LK99 has proven controversial since a research team the early findings in 2023 showed that it might be possible to create a superconductor that operates at room temperature. Such material would open the door to numerous applications from transport to of course quantum qubits which could potentially make use of the material. Current superconducting quantum computers require low temperatures to operate relying on a dilution fridge to maintain their quantumness.
LK99 Zero or Hero?
New Paper on LK99 Claims to Resurrect the Potential Room Temperature Superconductor
In a new paper titled: “Strange Memory Effect of low-field microwave absorption in
copper-substituted lead apatite”, the research team shows behavior consistent with superconductivity at room temperature and pressure. Published in arXiv, the paper is bound to cause more excitement among the world’s researchers that indeed there might be a chance of room-temperature superconductors.
The development of superconductivity at room temperature will be exciting to those working on superconducting quantum devices where the qubits typically have to be cooled or refrigerated to a very low temperature. Devices such as those from IBM and Rigetti work using superconducting qubits.

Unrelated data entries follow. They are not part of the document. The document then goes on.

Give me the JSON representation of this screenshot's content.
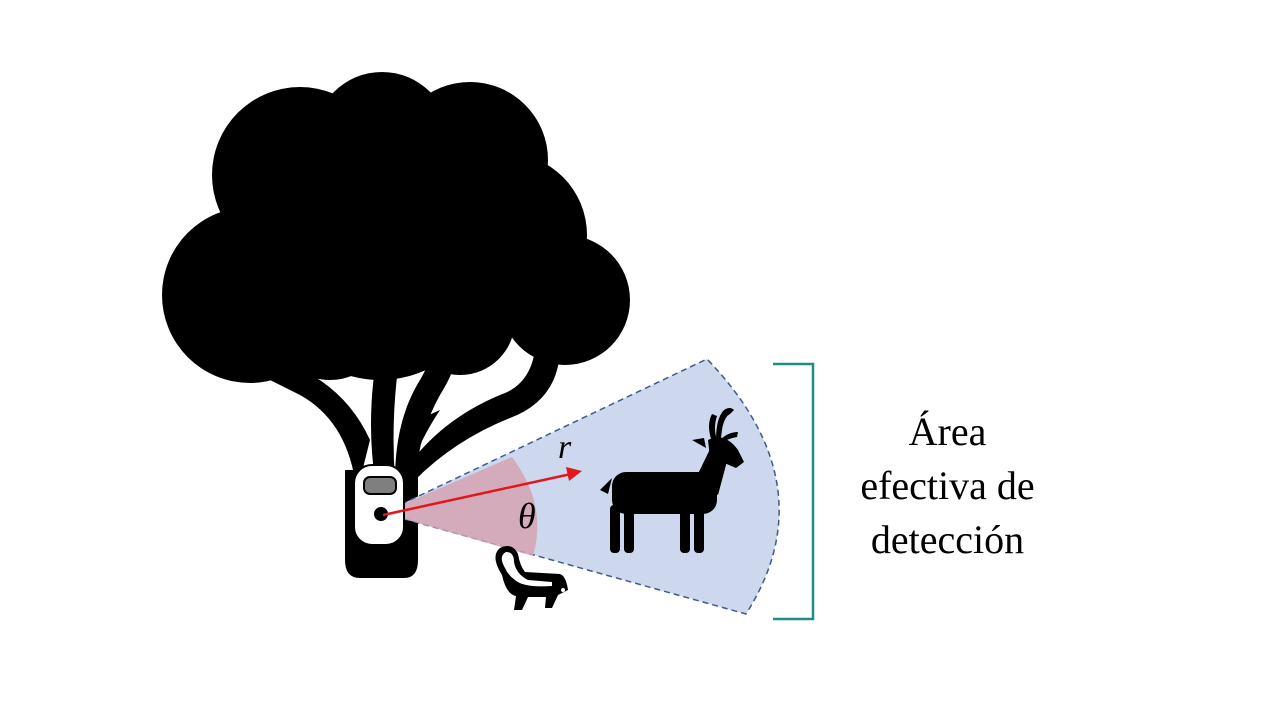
{
  "diagram": {
    "labels": {
      "radius": "r",
      "angle": "θ",
      "area_line1": "Área",
      "area_line2": "efectiva de",
      "area_line3": "detección"
    },
    "colors": {
      "detection_zone_fill": "#cdd8ef",
      "detection_zone_stroke": "#3f5b8c",
      "angle_sector_fill": "#d5a3b2",
      "radius_arrow": "#e3161b",
      "bracket": "#1f8c8c",
      "silhouette": "#000000",
      "camera_body": "#ffffff",
      "camera_window": "#7f7f7f"
    },
    "icons": [
      "tree-icon",
      "camera-trap-icon",
      "deer-icon",
      "skunk-icon"
    ]
  }
}
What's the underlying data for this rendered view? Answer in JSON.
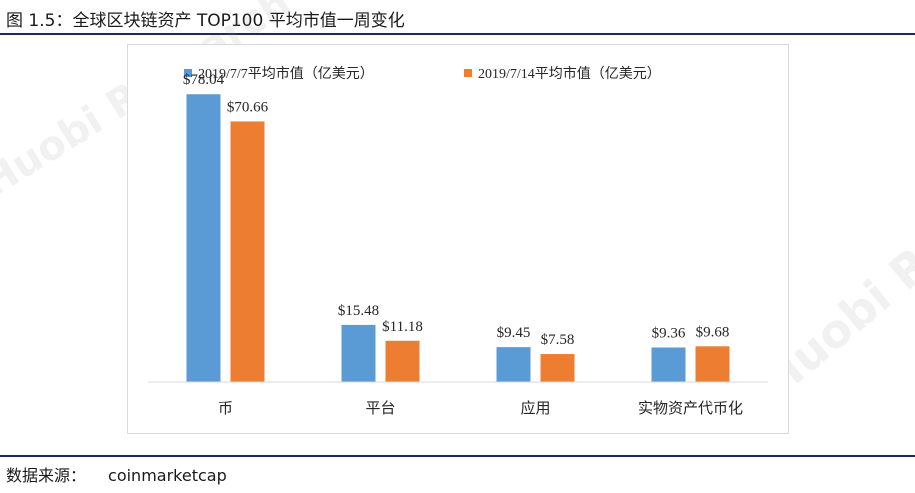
{
  "figure": {
    "title": "图 1.5：全球区块链资产 TOP100 平均市值一周变化",
    "source_label": "数据来源：",
    "source_value": "coinmarketcap",
    "watermark_text": "Huobi Research"
  },
  "colors": {
    "series1": "#5b9bd5",
    "series2": "#ed7d31",
    "axis": "#d9d9d9",
    "rule": "#1f2a5a"
  },
  "chart_data": {
    "type": "bar",
    "categories": [
      "币",
      "平台",
      "应用",
      "实物资产代币化"
    ],
    "series": [
      {
        "name": "2019/7/7平均市值（亿美元）",
        "values": [
          78.04,
          15.48,
          9.45,
          9.36
        ],
        "labels": [
          "$78.04",
          "$15.48",
          "$9.45",
          "$9.36"
        ]
      },
      {
        "name": "2019/7/14平均市值（亿美元）",
        "values": [
          70.66,
          11.18,
          7.58,
          9.68
        ],
        "labels": [
          "$70.66",
          "$11.18",
          "$7.58",
          "$9.68"
        ]
      }
    ],
    "title": "",
    "xlabel": "",
    "ylabel": "",
    "ylim": [
      0,
      80
    ],
    "grid": false,
    "legend_position": "top"
  }
}
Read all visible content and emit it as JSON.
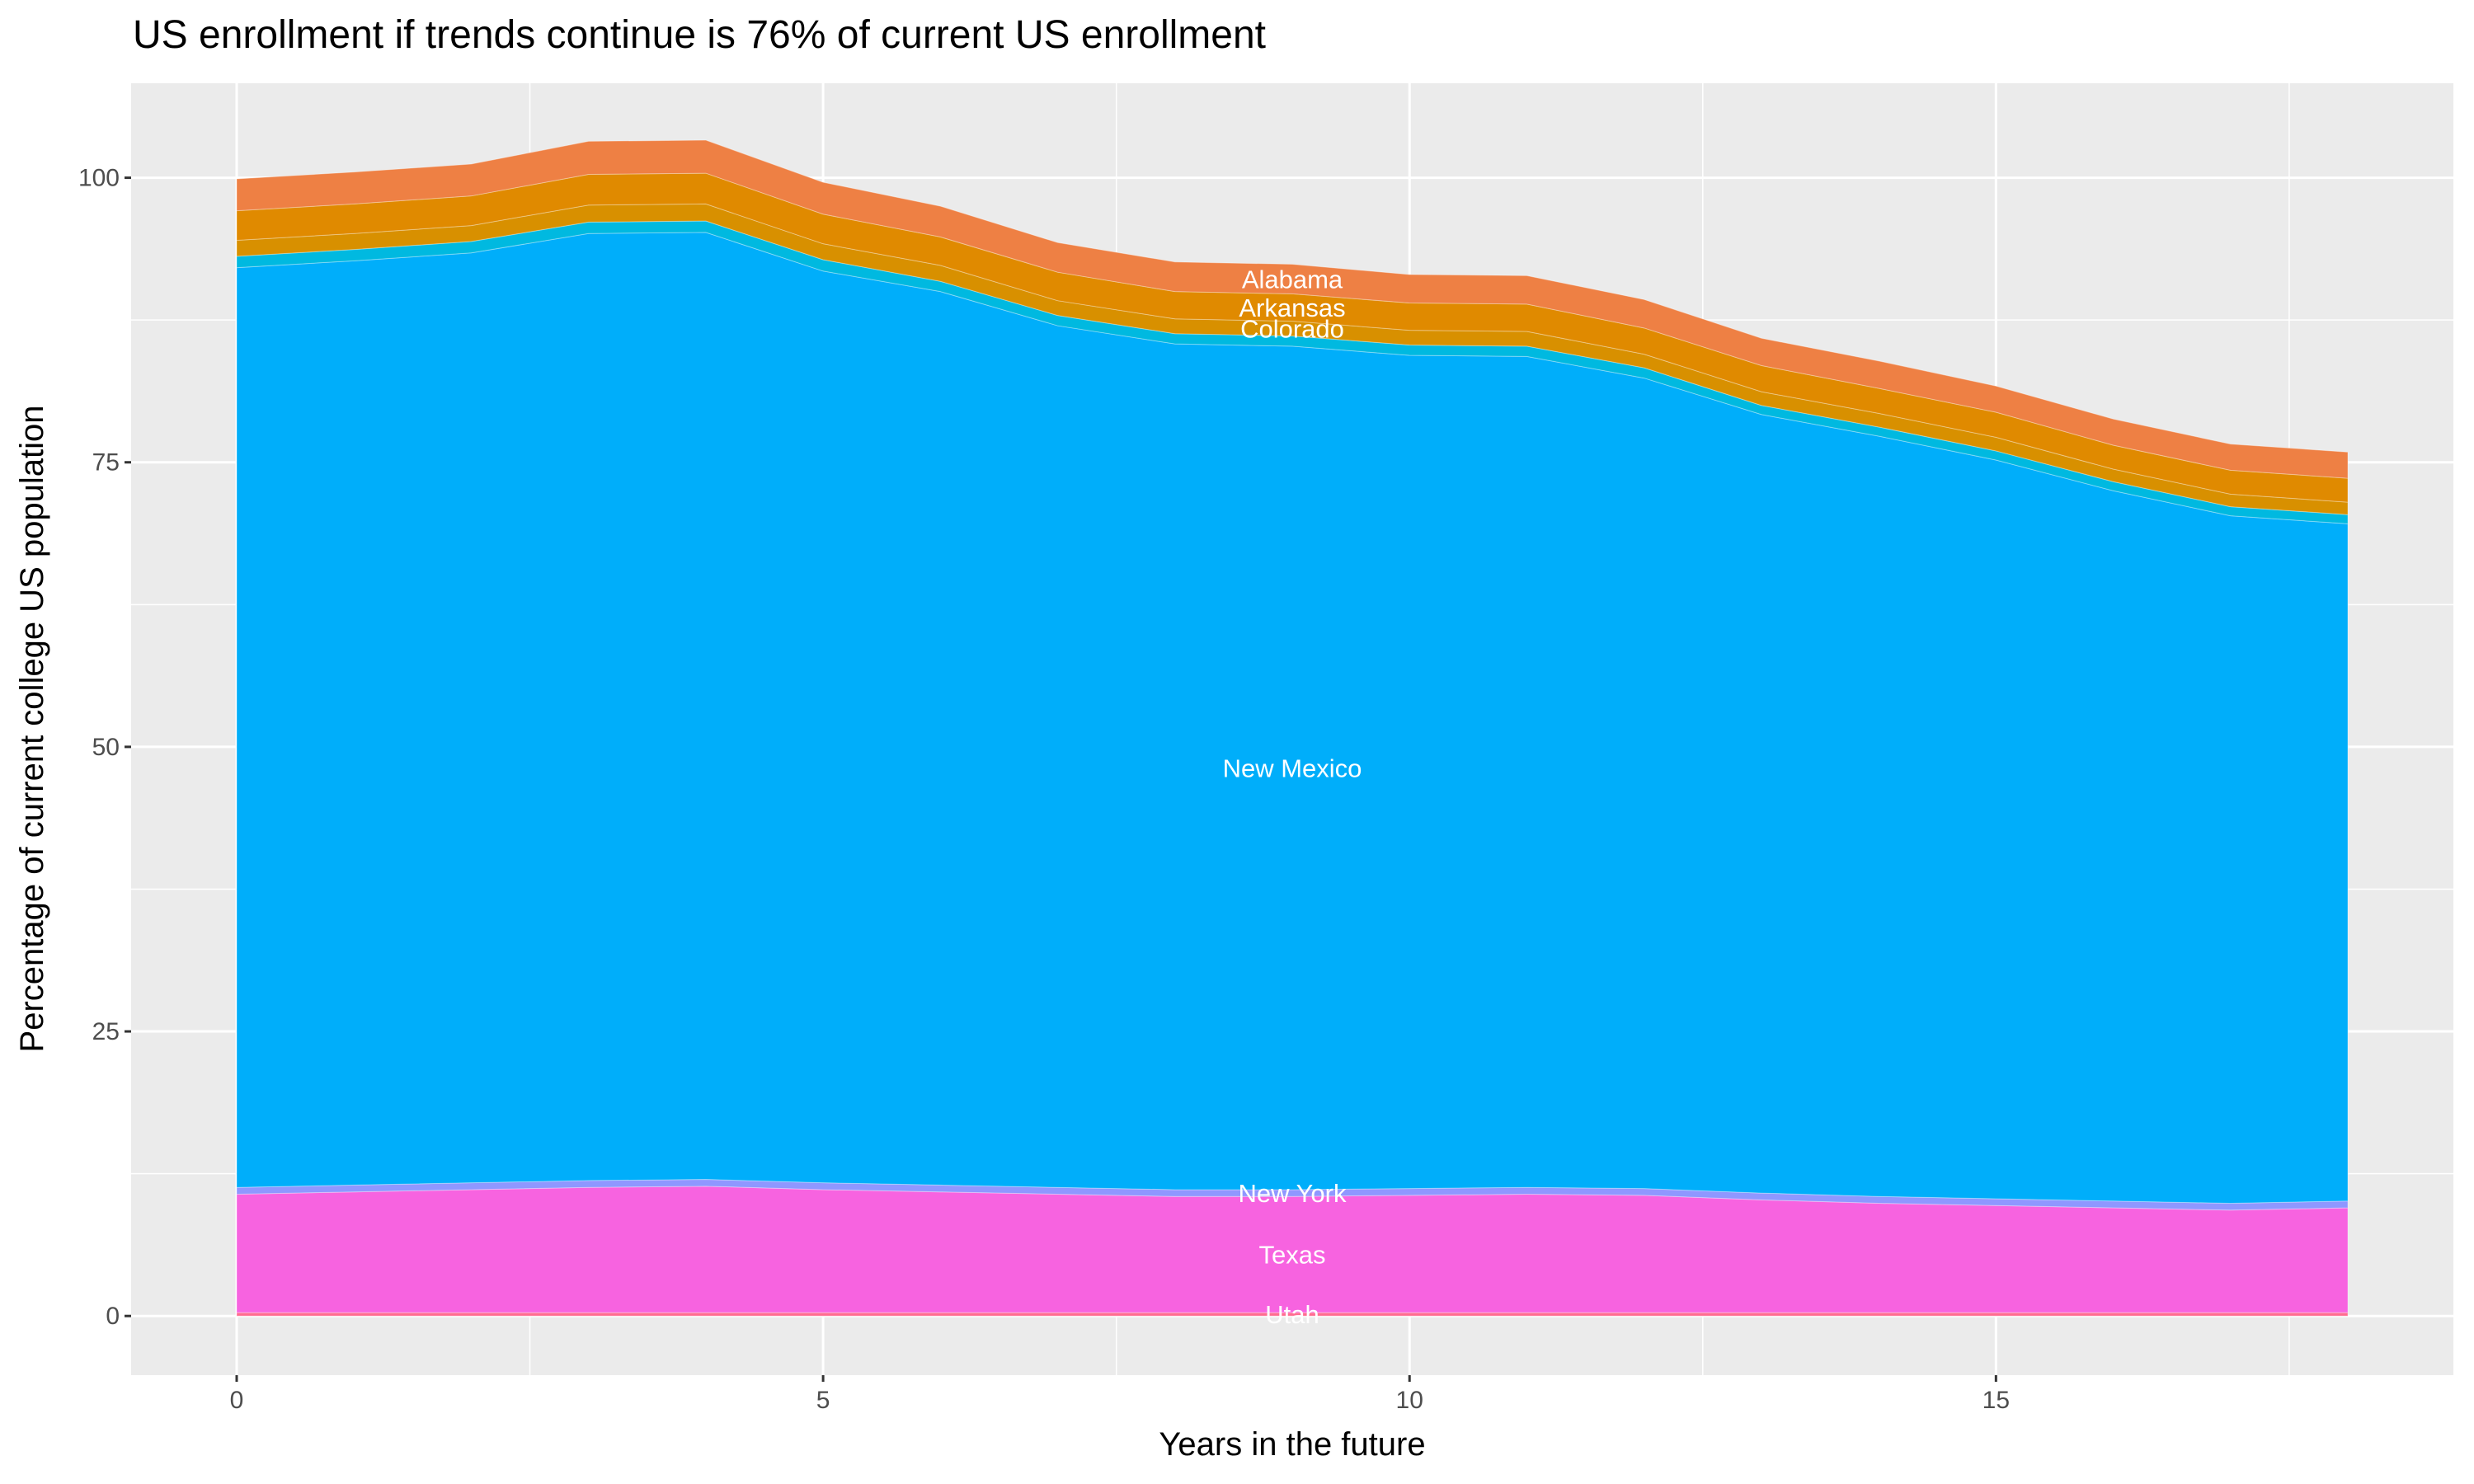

The world watched in anticipation of the early report of LK99 showing superconducting behavior. However, caution was afoot due to the extraordinary claims and the need to replicate the studies that first emerged from the South Korean researchers. Further studies dashed those initial hopes that LK99 could be superconducting. Over a dozen significant labs failed to observe superconductivity, with some noting possible normal diamagnetism or ferromagnetism. Alternate explanations were suggested for the original findings.
Theoretical explanations for potential mechanisms of superconductivity in LK99 are still incomplete. Simulations still appear largely inconclusive. Research by other labs added simulations and theoretical evaluations of the material’s electronic properties from first principles have still yielded little tangible evidence. But of course, these simulations will continue to see if there is theoretical support for the claims of the initial claim. One claim from a group in Spain (P. Abramian, A. Kuzanyan) concludes that LK99 is likely a heterogeneous material, making it hard for others to reproduce the original results. Therefore if making the material is simply very difficult, we could be in for a longer wait until more groups have effectively synthesised the same material as the Korean study.
All this is among a backdrop of a retracted article by other researchers who have suggested that they have created or discovered a material with Room Temperature Superconductor properties.
LK99, The original Discovery In Brief
The superconductivity of LK99 is thought to arise due to minute structural distortion caused by substituting Cu2+ ions in the insulating network of Pb(2)-phosphate, not by external factors such as temperature and pressure.
LK99 New Research
The research conducted by Jicheng Liu and colleagues focuses on the unusual memory effect observed in low-field microwave absorption (LFMA) in copper-substituted lead apatite. The study, involving continuous rotation of samples under an external magnetic field, revealed a significant hysteresis effect. Notably, this effect could not be reinstated by a strong magnetic field but spontaneously recovered after two days. This behavior suggests the presence of glassy features in the material and rules out the possibility of ferromagnetism.
A key finding is the sharp decrease in LFMA intensity around 250K, indicative of a phase transition. To explain these phenomena, the researchers employed a lattice gauge model. This model helps in understanding the transition between the superconducting Meissner phase and a vortex glass phase. Additionally, the study delves into the slow dynamics associated with this transition.
The research contributes to the understanding of complex magnetic properties in materials, particularly in the context of low-field microwave absorption and its relation to phase transitions in copper-substituted lead apatite.
Potential Applications of LK99
LK99 has many possibilities for applications such as magnets, motors, cables, levitation trains, power cables, qubits for a quantum computer, THz Antennas, etc. This new development is expected to be a significant historical event that opens a new era for humankind. For those who want a primer on quantum computers or devices, we have published plenty of introductory articles. Three publicly listed quantum companies utilize superconducting qubits in their quantum processors (IBM, Rigetti, and D-wave).
Summary
It seems we’ll all have to learn the prior lessons and ensure that we have a consensus before getting too excited about claims of room-temperature superconductivity. Watch this space as we keep an eye out for future developments.